After addressing Rule 9(b), the court turned to its rationale for dismissal on the grounds of Rule 8:

 General statements that the enterprise caused Mortenson to make various false statements relating to his life experiences do not satisfy Twombly and Iqbal standards.  Pleaded examples of how the enterprise marketed and promoted the Books also fail to satisfy appropriate pleading standards. Members of the enterprise cannot be expected to defend against Plaintiffs’ claims, when each participant’s role is only vaguely described, if at all. Furthermore, it is not clear what role Relin played in this matter, aside from coauthoring Three Cups of Tea, as all references to him are lumped together with Mortenson and Penguin, and any alleged wrongdoings attributed to him are clearly “labels and conclusions” or “naked assertions.

The court ignored as conclusory the allegation that publisher and marketing consultants knew the book contained lies and still published and promoted it.  According to the court, those allegations were asserted without factual context and thus did not deserve to be accepted as true.  Thus, the RICO allegations were dismissed because they were deemed unsupported and thus implausible.

The court dismissed the remaining claims on similar grounds–failure to meet heightened specificity requirement of 9(b), for the fraud claim, and failure to show plausibility of the remaining claims.  On the question of whether the plaintiffs would have a chance to file a fifth amended complaint, the answer was a resounding “no.”  Applying the FRCP 15 leave to amend standard, a fifth bit of the apple would be futile.  Dismissed with prejudice, the decree.

It would be great to get a copy of the Armstrong complaint to see if plaintiffs’ lawyers paid attention to the ruling in the Mortenson case.  More soon, if I find it.


You may also like...

4 Responses

  1. Danielle Citron says:

    Thanks so much for this, Alex! Great coverage.

  2. Jon says:

    Many statutory false statement claims sound in negligence, for example Section 11 of the Securities Act of 1933. 15 U.S.C 77k. Those claims need not be pled with particularity required by Rule 9(b) — only Rule 8 applies. E.g. In re Cendant Corp. Sec. Litig., 60 F. Supp. 2d 354, 364 (D.N.J. 1999). I am not familiar with the California laws at issue to know whether it is possible to plead a negligence theory, but the plaintiffs attempt to do so. E.g. par. 1 (“Defendants knew or should have known […]” The traditional way to do so is to fully plead the facts supporting the negligence counts, plead the negligence counts, and only after the negligence count is fully pled begin to plead the fraud-based counts. See In re Refco Sec. Litig., 503 F. Supp. 2d 611, 632 (S.D.N.Y. 2007). It doesn’t look like the plaintiffs in the Armstrong case have done so, so it’s not clear they’ll be successful.

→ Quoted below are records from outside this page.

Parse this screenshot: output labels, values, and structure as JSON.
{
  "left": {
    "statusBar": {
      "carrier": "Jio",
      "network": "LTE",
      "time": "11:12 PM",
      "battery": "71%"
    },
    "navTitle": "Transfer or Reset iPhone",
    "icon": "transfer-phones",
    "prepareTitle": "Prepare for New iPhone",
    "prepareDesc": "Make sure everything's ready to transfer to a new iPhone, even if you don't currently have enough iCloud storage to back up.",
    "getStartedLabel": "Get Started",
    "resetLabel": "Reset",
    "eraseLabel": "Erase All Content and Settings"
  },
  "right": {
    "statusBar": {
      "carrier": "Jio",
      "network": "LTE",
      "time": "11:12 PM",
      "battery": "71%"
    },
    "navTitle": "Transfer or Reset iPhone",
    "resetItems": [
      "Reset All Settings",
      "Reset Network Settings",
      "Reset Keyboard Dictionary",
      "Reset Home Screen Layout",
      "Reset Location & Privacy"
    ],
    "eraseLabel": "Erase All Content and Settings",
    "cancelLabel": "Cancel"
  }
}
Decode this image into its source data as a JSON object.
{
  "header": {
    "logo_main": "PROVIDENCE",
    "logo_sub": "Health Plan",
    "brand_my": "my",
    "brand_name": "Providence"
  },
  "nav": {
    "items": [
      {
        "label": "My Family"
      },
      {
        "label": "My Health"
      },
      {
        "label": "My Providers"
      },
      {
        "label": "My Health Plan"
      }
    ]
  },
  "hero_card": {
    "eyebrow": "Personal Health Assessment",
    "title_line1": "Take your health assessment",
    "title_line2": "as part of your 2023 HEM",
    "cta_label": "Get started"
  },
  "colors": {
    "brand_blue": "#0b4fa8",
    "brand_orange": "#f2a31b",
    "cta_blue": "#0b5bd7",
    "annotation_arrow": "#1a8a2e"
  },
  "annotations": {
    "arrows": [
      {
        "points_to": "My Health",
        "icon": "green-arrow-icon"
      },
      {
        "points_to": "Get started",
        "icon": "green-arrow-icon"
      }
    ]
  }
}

  3. Howard Wasserman says:

    Why aren’t these claims barred by the First Amendment. The point of Alvarez is that false speech retains its constitutional protection. Can states regulate how speakers market their speech? Wouldn’t that allow someone to sue a newspaper for publishing false information but marketing itself as a newspaper?

    Then we wouldn’t have to worry about Twiqbal–this would be flat-out legal insufficiency.